The topic of discussion for this past session was the Equal Protection Clause of the Fourteenth Amendment. In my class, we discussed the United States Supreme Court's ruling that "separate is not equal" in Brown vs. Board of Education. Our team of teachers asked students to ponder a society in which rights are distributed based on a variety of factors such as race or gender. The students, many of whom were minorities, were encouraged by the current state of the law and the increased opportunities that are available to all.

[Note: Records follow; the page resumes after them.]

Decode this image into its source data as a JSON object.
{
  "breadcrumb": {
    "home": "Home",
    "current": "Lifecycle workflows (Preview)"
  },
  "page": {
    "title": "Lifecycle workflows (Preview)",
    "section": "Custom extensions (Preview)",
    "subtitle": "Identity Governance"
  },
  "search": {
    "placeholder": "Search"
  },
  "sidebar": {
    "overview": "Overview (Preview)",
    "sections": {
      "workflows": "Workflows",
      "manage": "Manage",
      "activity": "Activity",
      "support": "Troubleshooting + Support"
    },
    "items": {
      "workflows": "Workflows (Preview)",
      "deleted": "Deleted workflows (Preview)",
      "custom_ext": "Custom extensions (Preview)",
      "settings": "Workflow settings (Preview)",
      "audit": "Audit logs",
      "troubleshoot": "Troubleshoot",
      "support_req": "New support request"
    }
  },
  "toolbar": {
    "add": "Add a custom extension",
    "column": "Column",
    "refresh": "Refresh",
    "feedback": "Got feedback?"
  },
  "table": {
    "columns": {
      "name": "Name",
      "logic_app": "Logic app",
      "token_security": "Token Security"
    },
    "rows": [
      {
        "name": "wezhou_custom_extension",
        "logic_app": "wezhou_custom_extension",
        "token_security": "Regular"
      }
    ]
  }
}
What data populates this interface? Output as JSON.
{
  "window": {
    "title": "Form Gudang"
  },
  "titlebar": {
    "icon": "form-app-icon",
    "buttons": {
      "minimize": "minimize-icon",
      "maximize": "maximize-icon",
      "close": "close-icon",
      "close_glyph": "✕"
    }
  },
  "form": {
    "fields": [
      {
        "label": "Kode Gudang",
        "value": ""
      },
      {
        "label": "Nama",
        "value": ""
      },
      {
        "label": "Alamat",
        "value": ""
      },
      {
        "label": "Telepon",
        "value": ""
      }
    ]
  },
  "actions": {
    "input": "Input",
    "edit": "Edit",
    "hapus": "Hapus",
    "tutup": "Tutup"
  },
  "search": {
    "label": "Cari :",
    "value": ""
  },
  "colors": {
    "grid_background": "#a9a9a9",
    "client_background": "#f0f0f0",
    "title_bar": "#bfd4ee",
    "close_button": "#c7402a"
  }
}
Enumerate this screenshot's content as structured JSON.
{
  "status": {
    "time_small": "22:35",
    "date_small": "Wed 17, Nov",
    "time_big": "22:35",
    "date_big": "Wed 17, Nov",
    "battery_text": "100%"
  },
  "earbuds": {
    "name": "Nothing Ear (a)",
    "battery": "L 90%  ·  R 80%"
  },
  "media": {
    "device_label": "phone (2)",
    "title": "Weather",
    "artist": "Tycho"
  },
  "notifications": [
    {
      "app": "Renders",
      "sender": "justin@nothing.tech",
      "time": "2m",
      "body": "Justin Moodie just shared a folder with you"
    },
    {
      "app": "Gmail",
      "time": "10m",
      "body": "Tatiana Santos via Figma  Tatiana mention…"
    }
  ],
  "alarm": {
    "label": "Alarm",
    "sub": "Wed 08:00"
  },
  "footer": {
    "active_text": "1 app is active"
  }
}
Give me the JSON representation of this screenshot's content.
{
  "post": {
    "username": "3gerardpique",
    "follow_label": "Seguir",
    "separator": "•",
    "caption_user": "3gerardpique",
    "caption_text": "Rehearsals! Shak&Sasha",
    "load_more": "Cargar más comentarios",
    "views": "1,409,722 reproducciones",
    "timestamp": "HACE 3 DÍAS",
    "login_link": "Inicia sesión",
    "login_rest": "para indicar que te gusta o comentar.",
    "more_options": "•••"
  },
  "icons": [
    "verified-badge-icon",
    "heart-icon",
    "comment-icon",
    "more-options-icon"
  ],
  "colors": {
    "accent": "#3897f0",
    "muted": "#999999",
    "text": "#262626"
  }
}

Despite the progress that we've made, its almost perplexing that, all of these years after the Court's ruling in Brown, studies are showing that minorities still do not have equal access to the same high quality health care that their white counterparts have. Christopher Lee, a Washington Post staff writer, reported last week on two studies released by the Journal of the American Medical Association that found that "[r]acial minorities are less likely to undergo major surgeries at the hospitals where those operations are done best, and black patients at Medicare HMOs fare worse than whites on several health measures regardless of plan quality." Lee thereafter asserted that "[t]he two studies in today's issue of the Journal of the American Medical Association, plus a third showing that black women are less likely than their white counterparts to survive breast cancer, add to the voluminous evidence that the U.S. health-care system works differently for minorities than for whites despite years of efforts to erase racial disparities."
Indeed, as some may suggest, these studies may simply be reporting that which we already know. However, it seems to me as though it is time to put together think tanks with teeth that have the ability to assess the problem, are able to come up with an action plan to address it and that must report results periodically and have them analyzed to determine effectiveness. All of our kids deserve this!